About a month had passed, and I was treading the dark waters of grief. In a desperate search for peace and understanding, I was in Mitchell’s room meditating on the purpose of life and what I was to learn from the tremendous weight of sorrow. I sat on the floor by the edge of his bed, in the same spot I often prayed for him. The same place I tucked Mitch in for the last time. In every way that mattered, I was on hallowed ground, and my soul was searching for answers.
At one point, I noticed his school backpack hanging on the wall behind the door to his room.
It hadn’t been touched since the day he went to the hospital for heart failure. With trembling hands, I opened his backpack expecting to discover special artifacts he left behind. I discovered in-progress homework, report cards, and other school things.
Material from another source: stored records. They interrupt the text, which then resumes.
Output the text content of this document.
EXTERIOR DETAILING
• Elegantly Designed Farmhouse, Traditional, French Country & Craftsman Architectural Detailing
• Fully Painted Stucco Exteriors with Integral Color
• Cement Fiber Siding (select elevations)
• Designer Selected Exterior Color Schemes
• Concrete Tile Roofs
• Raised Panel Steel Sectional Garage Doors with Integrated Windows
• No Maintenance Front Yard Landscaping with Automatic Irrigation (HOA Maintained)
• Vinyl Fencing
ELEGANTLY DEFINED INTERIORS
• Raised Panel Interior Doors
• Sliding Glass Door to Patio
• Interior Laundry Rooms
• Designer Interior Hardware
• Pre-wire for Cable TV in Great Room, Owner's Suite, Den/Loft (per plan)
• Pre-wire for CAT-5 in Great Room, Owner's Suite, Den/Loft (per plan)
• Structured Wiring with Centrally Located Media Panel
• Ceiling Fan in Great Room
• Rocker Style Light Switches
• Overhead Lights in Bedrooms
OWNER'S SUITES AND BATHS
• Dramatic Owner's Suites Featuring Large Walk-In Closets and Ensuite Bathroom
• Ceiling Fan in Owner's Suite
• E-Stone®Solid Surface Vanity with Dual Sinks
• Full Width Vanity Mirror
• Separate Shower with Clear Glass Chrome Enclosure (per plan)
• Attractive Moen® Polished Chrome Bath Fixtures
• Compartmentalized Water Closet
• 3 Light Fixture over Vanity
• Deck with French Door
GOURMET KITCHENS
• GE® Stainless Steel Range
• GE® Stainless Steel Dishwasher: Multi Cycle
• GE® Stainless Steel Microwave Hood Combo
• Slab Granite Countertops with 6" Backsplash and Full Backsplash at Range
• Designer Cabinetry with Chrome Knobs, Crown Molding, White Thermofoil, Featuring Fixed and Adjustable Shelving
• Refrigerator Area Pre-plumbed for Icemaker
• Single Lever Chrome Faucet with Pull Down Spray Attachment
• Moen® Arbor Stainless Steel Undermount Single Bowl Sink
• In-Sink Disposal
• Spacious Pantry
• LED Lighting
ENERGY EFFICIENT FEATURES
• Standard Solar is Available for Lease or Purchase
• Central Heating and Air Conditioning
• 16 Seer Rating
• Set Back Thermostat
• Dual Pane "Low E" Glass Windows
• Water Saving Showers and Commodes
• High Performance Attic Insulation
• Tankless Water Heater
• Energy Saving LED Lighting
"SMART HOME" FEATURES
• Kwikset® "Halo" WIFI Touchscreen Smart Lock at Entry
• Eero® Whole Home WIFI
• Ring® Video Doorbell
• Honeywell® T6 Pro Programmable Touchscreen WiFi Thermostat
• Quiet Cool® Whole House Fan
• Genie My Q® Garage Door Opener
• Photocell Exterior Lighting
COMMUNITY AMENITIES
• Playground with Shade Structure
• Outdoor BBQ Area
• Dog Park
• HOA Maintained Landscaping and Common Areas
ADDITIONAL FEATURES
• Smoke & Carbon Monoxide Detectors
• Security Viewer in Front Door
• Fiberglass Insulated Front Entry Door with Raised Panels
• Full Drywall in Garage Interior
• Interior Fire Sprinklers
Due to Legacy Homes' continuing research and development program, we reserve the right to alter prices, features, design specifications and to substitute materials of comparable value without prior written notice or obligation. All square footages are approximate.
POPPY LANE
I opened a spiral binder which had several creative stories he’d written. They were so cute and creative. My eyes welled with tears, and my already tender heart broke even more. I wished I had the presence of mind to discover those stories while he was living so I could tell him I was proud of him. I even found drawings Mitch made with the words: “To Dad.” I hadn’t seen them before. I wept like a child, for I wanted Mitch to know how much he mattered to me. I told him a thousand times, but I wanted one more.
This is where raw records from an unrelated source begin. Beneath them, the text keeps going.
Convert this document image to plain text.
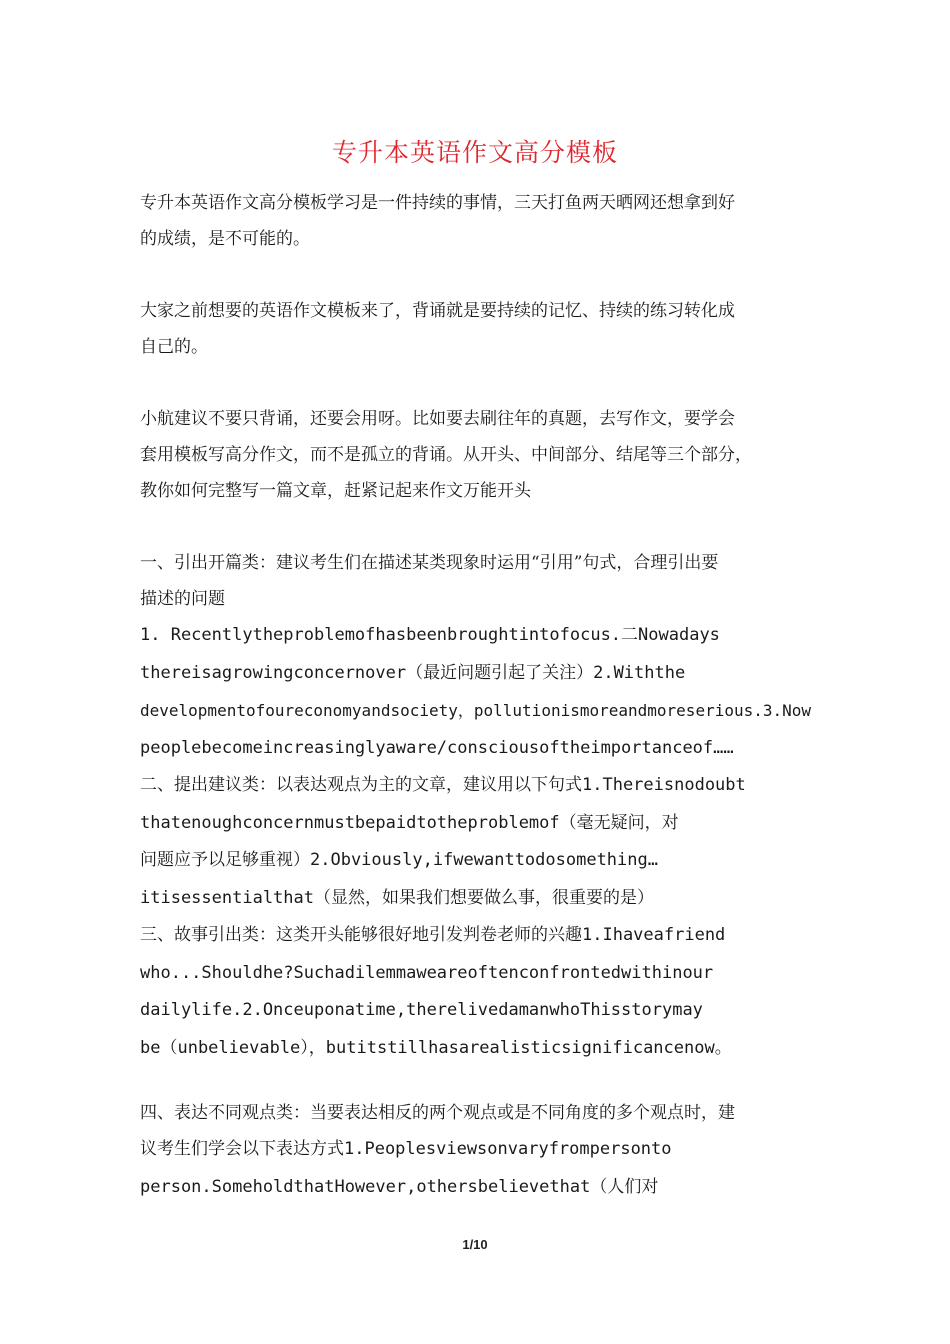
专升本英语作文高分模板

专升本英语作文高分模板学习是一件持续的事情，三天打鱼两天晒网还想拿到好

的成绩，是不可能的。

大家之前想要的英语作文模板来了，背诵就是要持续的记忆、持续的练习转化成

自己的。

小航建议不要只背诵，还要会用呀。比如要去刷往年的真题，去写作文，要学会

套用模板写高分作文，而不是孤立的背诵。从开头、中间部分、结尾等三个部分，

教你如何完整写一篇文章，赶紧记起来作文万能开头

一、引出开篇类：建议考生们在描述某类现象时运用“引用”句式，合理引出要

描述的问题

1. Recentlytheproblemofhasbeenbroughtintofocus.二Nowadays

thereisagrowingconcernover（最近问题引起了关注）2.Withthe

developmentofoureconomyandsociety，pollutionismoreandmoreserious.3.Now

peoplebecomeincreasinglyaware/consciousoftheimportanceof……

二、提出建议类：以表达观点为主的文章，建议用以下句式1.Thereisnodoubt

thatenoughconcernmustbepaidtotheproblemof（毫无疑问，对

问题应予以足够重视）2.Obviously,ifwewanttodosomething…

itisessentialthat（显然，如果我们想要做么事，很重要的是）

三、故事引出类：这类开头能够很好地引发判卷老师的兴趣1.Ihaveafriend

who...Shouldhe?Suchadilemmaweareoftenconfrontedwithinour

dailylife.2.Onceuponatime,therelivedamanwhoThisstorymay

be（unbelievable），butitstillhasarealisticsignificancenow。

四、表达不同观点类：当要表达相反的两个观点或是不同角度的多个观点时，建

议考生们学会以下表达方式1.Peoplesviewsonvaryfrompersonto

person.SomeholdthatHowever,othersbelievethat（人们对

1/10
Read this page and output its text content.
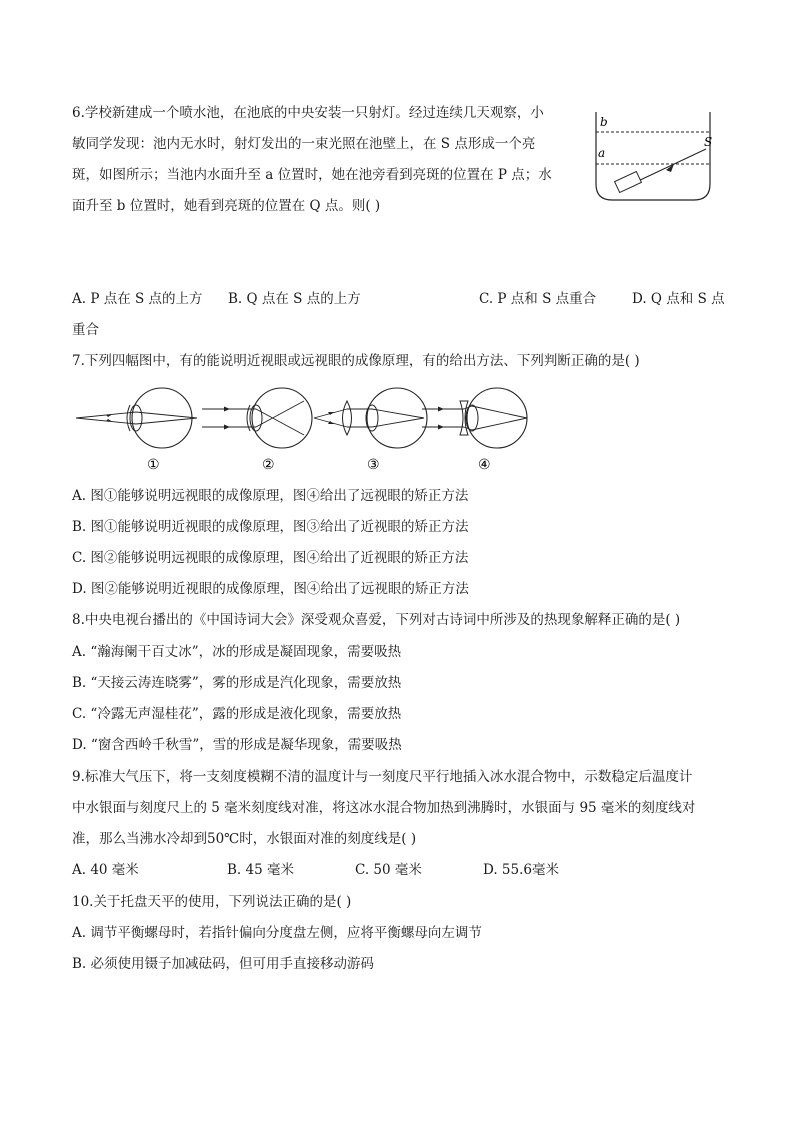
6.学校新建成一个喷水池，在池底的中央安装一只射灯。经过连续几天观察，小
敏同学发现：池内无水时，射灯发出的一束光照在池壁上，在 S 点形成一个亮
斑，如图所示；当池内水面升至 a 位置时，她在池旁看到亮斑的位置在 P 点；水
面升至 b 位置时，她看到亮斑的位置在 Q 点。则( )
b
a
S
A. P 点在 S 点的上方 B. Q 点在 S 点的上方	C. P 点和 S 点重合	D. Q 点和 S 点
重合
7.下列四幅图中，有的能说明近视眼或远视眼的成像原理，有的给出方法、下列判断正确的是( )
①	②	③	④
A. 图①能够说明远视眼的成像原理，图④给出了远视眼的矫正方法
B. 图①能够说明近视眼的成像原理，图③给出了近视眼的矫正方法
C. 图②能够说明远视眼的成像原理，图④给出了近视眼的矫正方法
D. 图②能够说明近视眼的成像原理，图④给出了远视眼的矫正方法
8.中央电视台播出的《中国诗词大会》深受观众喜爱，下列对古诗词中所涉及的热现象解释正确的是( )
A. “瀚海阑干百丈冰”，冰的形成是凝固现象，需要吸热
B. “天接云涛连晓雾”，雾的形成是汽化现象，需要放热
C. “冷露无声湿桂花”，露的形成是液化现象，需要放热
D. “窗含西岭千秋雪”，雪的形成是凝华现象，需要吸热
9.标准大气压下，将一支刻度模糊不清的温度计与一刻度尺平行地插入冰水混合物中，示数稳定后温度计
中水银面与刻度尺上的 5 毫米刻度线对准，将这冰水混合物加热到沸腾时，水银面与 95 毫米的刻度线对
准，那么当沸水冷却到50℃时，水银面对准的刻度线是( )
A. 40 毫米	B. 45 毫米	C. 50 毫米	D. 55.6毫米
10.关于托盘天平的使用，下列说法正确的是( )
A. 调节平衡螺母时，若指针偏向分度盘左侧，应将平衡螺母向左调节
B. 必须使用镊子加减砝码，但可用手直接移动游码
As I explored the rest of Mitchell’s backpack, something seemed off. As I dug deeper, I found an uneaten sandwich covered in mold. I immediately burst into more tears. I wondered why Mitch didn’t eat his lunch that last day of school. Was he not hungry because his heart was already failing and we didn’t know? Or did a friend share his/her lunch with him? Was Mitch playing with his friends and simply forgot to eat? Or did he decide to eat cafeteria food that day? So many questions, absolutely no answers. All I saw was the tender evidence of a mother’s love in the form of a sandwich.
What I’ve discovered on this journey is, for those who grieve, there are sorrows that the eye can’t see. What’s more, the death of a child isn’t a singular event where the tragedy happens once, and that’s the end of it. The truth is, after the death of a child, the tragedy is just beginning. In fact, there are 10 million little tragedies between death and learning to live again.
The discovery of this sandwich is just one example; something invisible to others and known only by the person who grieves. But there are countless other discoveries the soul in sorrow must face.
Among the many difficulties of coping with grief is carrying sorrows the eye can’t see. Close family, friends, and others move on, and there is often an unspoken expectation that we move on with them. Yet, to tell someone who grieves it’s time to stop hurting is as audacious, even ludicrous, as telling a parent it’s time to stop loving their living children and become someone different. Love and grief are inextricably connected.
In earlier entries, I’ve described the loss of a child is something akin to becoming a spiritual amputee. We must learn to live without that part of ourselves; for years, we may struggle with balance, but if you’re patient, we’ll find our way through the hellish shadows of death to a new normal.
When tending to those who grieve, perhaps Susan Evans McCloud, an American novelist, author poet, and hymn writer put it best:
I would learn the healer’s art.
To the wounded and the weary
I would show a gentle heart.
Who am I to judge another
When I walk imperfectly?
In the quiet heart is hidden
Sorrow that the eye can’t see.
Having walked the path of grief, I see things differently. Anymore, I ask those who walk in the shadows of sorrow, “Where does it hurt today?” Then, a tender exchange ensues, and a sorrow once invisible is made plain to see. Then pain is released inevitably.